TCS (Reco: Buy, FV: Rs. 3100) – TCS AR analysis—on path toward AI-led transformation
TCS’ annual report detailed the company strategy to benefit from a large opportunity, arising from enterprise AI adoption. Full-stack play from infrastructure to intelligence is a key differentiator. Other key insights include (1) a ramp-down in its top account drives yet another sharp revenue decline in TCS e-Serve International, (2) reasonable growth in Diligenta, despite the absence of mega deals, (3) the transition underway in the Postbank engagement drove a decline in TCS Technology Solutions GmbH—new projects partly offset the impact and (4) a steep premium was paid for the Coastal Cloud acquisition at 26X EV/EBITDA CY2025. We note that most client-specific issues impacting business performance are now behind and it is now well-placed to converge revenue growth with peers. Maintain BUY.

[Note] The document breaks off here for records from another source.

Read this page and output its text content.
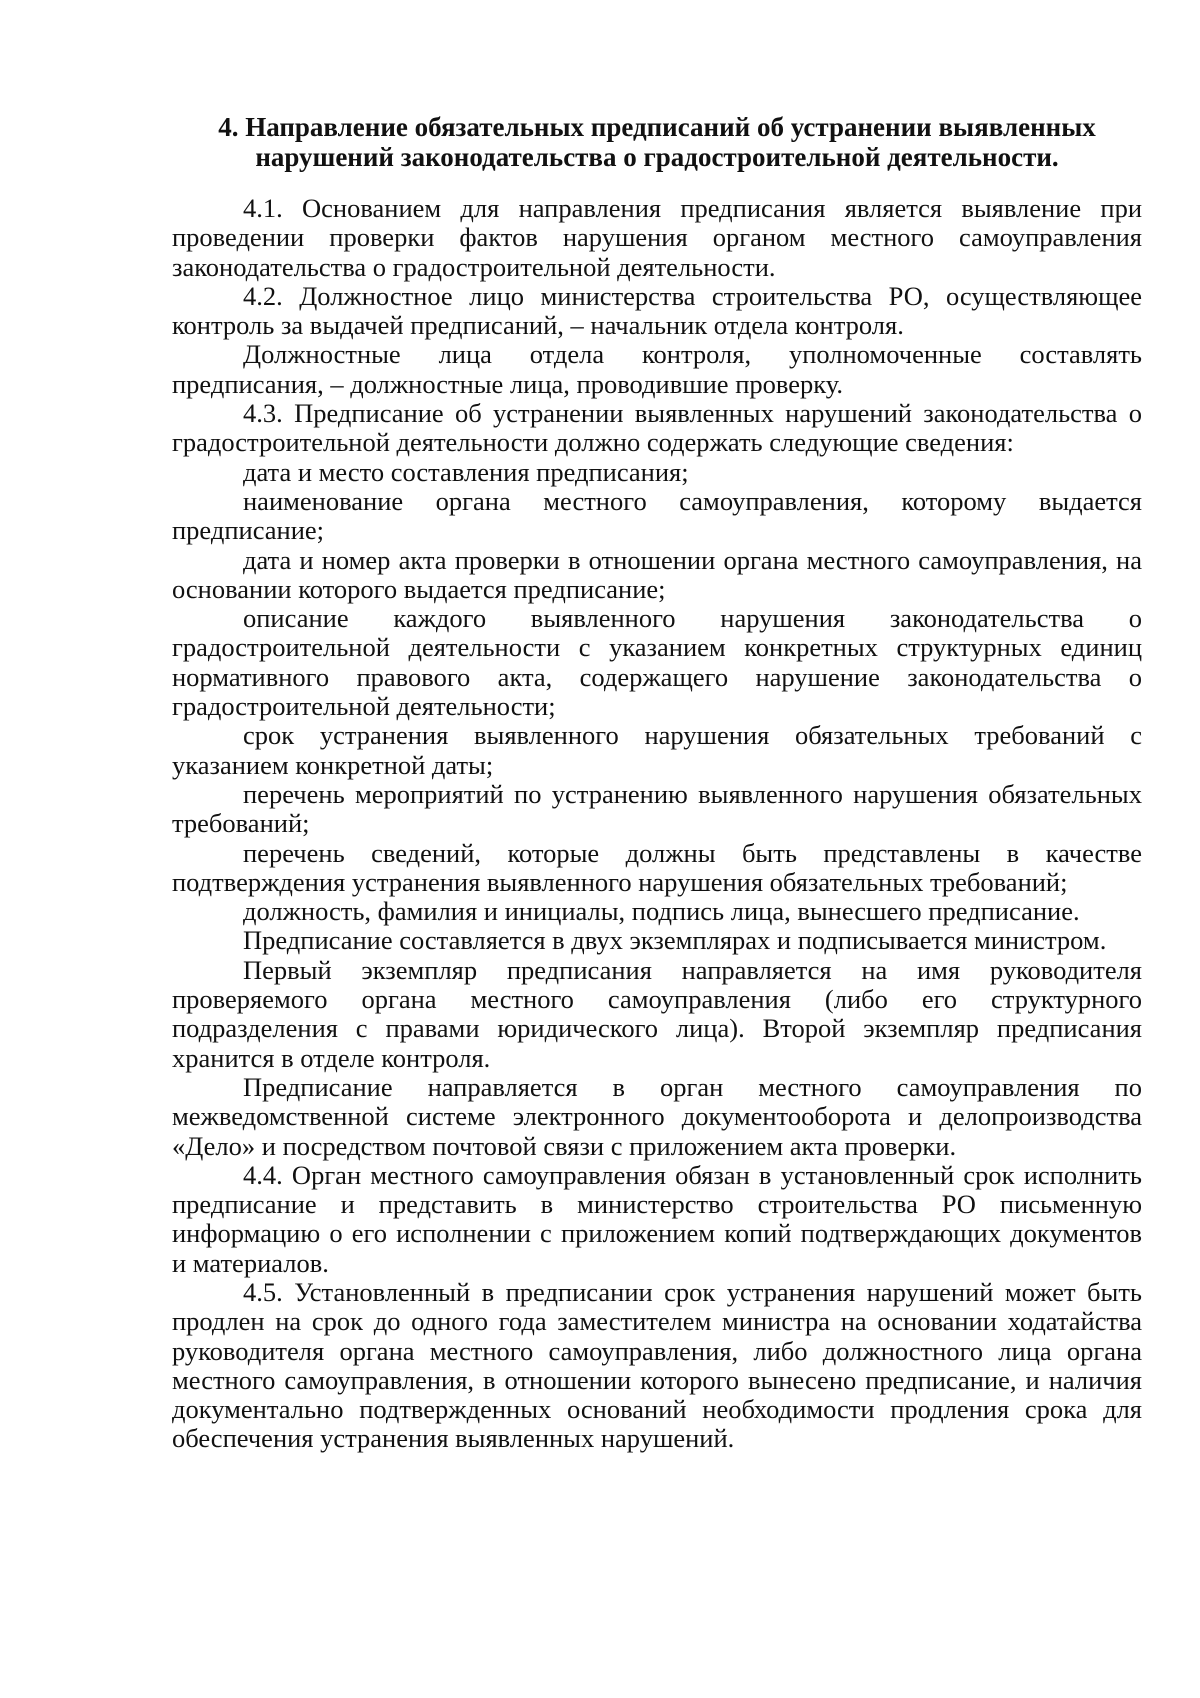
4. Направление обязательных предписаний об устранении выявленных
нарушений законодательства о градостроительной деятельности.

4.1. Основанием для направления предписания является выявление при проведении проверки фактов нарушения органом местного самоуправления законодательства о градостроительной деятельности.

4.2. Должностное лицо министерства строительства РО, осуществляющее контроль за выдачей предписаний, – начальник отдела контроля.

Должностные лица отдела контроля, уполномоченные составлять предписания, – должностные лица, проводившие проверку.

4.3. Предписание об устранении выявленных нарушений законодательства о градостроительной деятельности должно содержать следующие сведения:

дата и место составления предписания;

наименование органа местного самоуправления, которому выдается предписание;

дата и номер акта проверки в отношении органа местного самоуправления, на основании которого выдается предписание;

описание каждого выявленного нарушения законодательства о градостроительной деятельности с указанием конкретных структурных единиц нормативного правового акта, содержащего нарушение законодательства о градостроительной деятельности;

срок устранения выявленного нарушения обязательных требований с указанием конкретной даты;

перечень мероприятий по устранению выявленного нарушения обязательных требований;

перечень сведений, которые должны быть представлены в качестве подтверждения устранения выявленного нарушения обязательных требований;

должность, фамилия и инициалы, подпись лица, вынесшего предписание.

Предписание составляется в двух экземплярах и подписывается министром.

Первый экземпляр предписания направляется на имя руководителя проверяемого органа местного самоуправления (либо его структурного подразделения с правами юридического лица). Второй экземпляр предписания хранится в отделе контроля.

Предписание направляется в орган местного самоуправления по межведомственной системе электронного документооборота и делопроизводства «Дело» и посредством почтовой связи с приложением акта проверки.

4.4. Орган местного самоуправления обязан в установленный срок исполнить предписание и представить в министерство строительства РО письменную информацию о его исполнении с приложением копий подтверждающих документов и материалов.

4.5. Установленный в предписании срок устранения нарушений может быть продлен на срок до одного года заместителем министра на основании ходатайства руководителя органа местного самоуправления, либо должностного лица органа местного самоуправления, в отношении которого вынесено предписание, и наличия документально подтвержденных оснований необходимости продления срока для обеспечения устранения выявленных нарушений.
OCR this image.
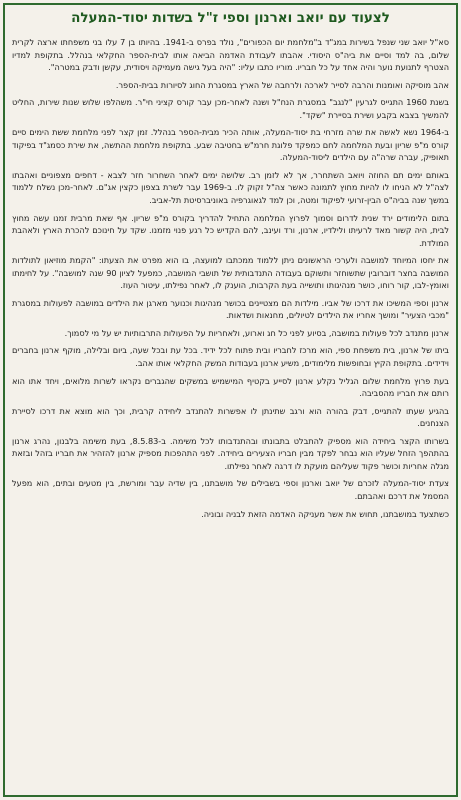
לצעוד עם יואב וארנון וספי ז"ל בשדות יסוד-המעלה

סא"ל יואב שני שנפל בשירות במג"ד ב"מלחמת יום הכפורים", נולד בפרס ב-1941. בהיותו בן 7 עלו בני משפחתו ארצה לקרית שלום, בה למד וסיים את ביה"ס היסודי. אהבתו לעבודת האדמה הביאה אותו לבית-הספר החקלאי בנהלל. בתקופת למדיו הצטרף לתנועת נוער והיה אחד על כל חבריו. מוריו כתבו עליו: "היה בעל גישה מעמיקה ויסודית, עקשן ודבק במטרה".

אהב מוסיקה ואומנות והרבה לסייר לארכה ולרחבה של הארץ במסגרת החוג לסיורות בבית-הספר.

בשנת 1960 התגייס לגרעין "לנגב" במסגרת הנח"ל ושנה לאחר-מכן עבר קורס קציני חי"ר. משהלפו שלוש שנות שירות, החליט להמשיך בצבא בקבע ושירת בסיירת "שקד".

ב-1964 נשא לאשה את שרה מזרחי בת יסוד-המעלה, אותה הכיר מבית-הספר בנהלל. זמן קצר לפני מלחמת ששת הימים סיים קורס מ"פ שריון ובעת המלחמה לחם כמפקד פלוגת חרמ"ש בחטיבה שבע. בתקופת מלחמת ההתשה, את שירת כסמג"ד בפיקוד תאופיק, עברה שרה"ה עם הילדים ליסוד-המעלה.

באותם ימים תם החוזה ויואב השתחרר, אך לא לזמן רב. שלושה ימים לאחר השחרור חזר לצבא - דחפים מצפוניים ואהבתו לצה"ל לא הניחו לו להיות מחוץ לתמונה כאשר צה"ל זקוק לו. ב-1969 עבר לשרת בצפון כקצין אג"ם. לאחר-מכן נשלח ללמוד במשך שנה בביה"ס הבין-זרועי לפיקוד ומטה, וכן למד לגאוגרפיה באוניברסיטת תל-אביב.

בתום הלימודים ירד שנית לדרום וסמוך לפרוץ המלחמה התחיל להדריך בקורס מ"פ שריון. אף שאת מרבית זמנו עשה מחוץ לבית, היה קשור מאד לרעיתו ולילדיו, ארנון, ורד ועינב, להם הקדיש כל רגע פנוי מזמנו. שקד על חינוכם להכרת הארץ ולאהבת המולדת.

את יחסו המיוחד למושבה ולערכי הראשונים ניתן ללמוד ממכתבו למועצה, בו הוא מפרט את הצעתו: "הקמת מוזיאון לתולדות המושבה בחצר דוברובין שתשוחזר ותשוקם בעבודה התנדבותית של תושבי המושבה, כמפעל לציון 90 שנה למושבה". על לחימתו ואומץ-לבו, קור רוחו, כושר מנהיגותו ותושייה בעת הקרבות, הוענק לו, לאחר נפילתו, עיטור העוז.

ארנון וספי המשיכו את דרכו של אביו. מילדות הם מצטיינים בכושר מנהיגות וכנוער מארגן את הילדים במושבה לפעולות במסגרת "מכבי הצעיר" ומושך אחריו את הילדים לטיולים, מחנאות ושדאות.

ארנון מתנדב לכל פעולות במושבה, בסיוע לפני כל חג וארוע, ולאחריות על הפעולות התרבותיות יש על מי לסמוך.

ביתו של ארנון, בית משפחת ספי, הוא מרכז לחבריו ובית פתוח לכל ידיד. בכל עת ובכל שעה, ביום ובלילה, מוקף ארנון בחברים וידידים. בתקופת הקיץ ובחופשות מלימודים, משיע ארנון בעבודות המשק החקלאי אותו אהב.

בעת פרוץ מלחמת שלום הגליל נקלע ארנון לסייע בקטיף המישמיש במשקים שהגברים נקראו לשרות מלואים, ויחד אתו הוא רותם את חבריו מהסביבה.

בהגיע שעתו להתגייס, דבק בהורה הוא ורגב שתינתן לו אפשרות להתנדב ליחידה קרבית, וכך הוא מוצא את דרכו לסיירת הצנחנים.

בשרותו הקצר ביחידה הוא מספיק להתבלט בתבונתו ובהתנדבותו לכל משימה. ב-8.5.83, בעת משימה בלבנון, נהרג ארנון בהתהפך הזחל שעליו הוא נבחר לפקד מבין חבריו הצעירים ביחידה. לפני התהפכות מספיק ארנון להזהיר את חבריו בזהל ובזאת מגלה אחריות וכושר פקוד שעליהם מועקת לו דרגה לאחר נפילתו.

צעדת יסוד-המעלה לזכרם של יואב וארנון וספי בשבילים של מושבתנו, בין שדיה עבר ומורשת, בין מטעים ובתים, הוא מפעל המסמל את דרכם ואהבתם.

כשתצעד במושבתנו, תחוש את אשר מעניקה האדמה הזאת לבניה ובוניה.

CEAT (Reco: Reduce, FV: Rs. 3350) – Takeaways from investor meet
CEAT highlighted its target of (1) sustained leadership in the 2W and 4W aftermarket segments by FY2031E, (2) scaling up commercial radials and lifting international saliency to 33% of revenues and (3) phased integration of the Camso portfolio, with full brand transfer by September 2028. We maintain our estimates and expect domestic volume growth to moderate to 5-7% yoy in FY2027E, as sharper pricing in the replacement market will weigh on overall growth. RM headwinds will weigh on the near-term. Additionally, downside risks pertaining to the Camso acquisition persist. REDUCE stays.
KEC International (Reco: Reduce, FV: Rs. 510) – Investor day: T&D strong; near-term headwinds persist
KEC reiterated its FY2027 guidance of 12-15% topline growth and Rs300 bn order intake. Management remains confident about growth, led by a Rs400 bn order book and robust order pipeline of Rs1.8 tn over the next 3-4 months. On profitability, management has refrained from giving guidance due to the supply chain disruption led by the West Asia conflict, which impacted execution and increased costs; it will likely provide a full-year margin guidance after 1QFY27. Since commentary was in line with 4QFY26 earnings call, we continue with existing estimates and FV of Rs510. Retain REDUCE.
Diversified Financials (Sector View: Attractive)- Fastening belts
The rise in bond yields and policy rates will raise NBFCs’ borrowing costs. While the incremental cost of funds for most players is likely up 30-50 bps since February 2026, the average cost of funds benefits from a high base effect in the near term. NIM pressure, more visible in 2HFY27E, will likely reflect the impact of rising bond yields and any policy rate hikes, partially offset by the changing business mix and any likely moderation in competitive intensity. On a positive note, NCD redemption is expected to be low (2-4%) in FY2027E and higher in FY2028E.
Real Estate (Sector View: Attractive) – Record occupancy levels, hazy outlook
Commercial real estate in top Indian cities saw some moderation in 4QFY26, with net absorption of 10.1 mn sq. ft (+5% yoy), although it still exceeded new supply of 4.4 mn sq. ft (-56% yoy), leading to historically low vacancy levels of 11.5% (-227 bps yoy). GCCs and flexible office operators continue to drive demand even as the share of technology services continues to decline. Market rentals continue growing and occupancy levels across REITs have crossed the 90% mark with most REITs targeting 93-94% occupancy by the end of FY2027. Large acquisitions coupled with a strong construction pipeline could continue to support double-digit earnings growth, although strong price performance have led to a drop in distribution yields (5.5-7% on FY2027E).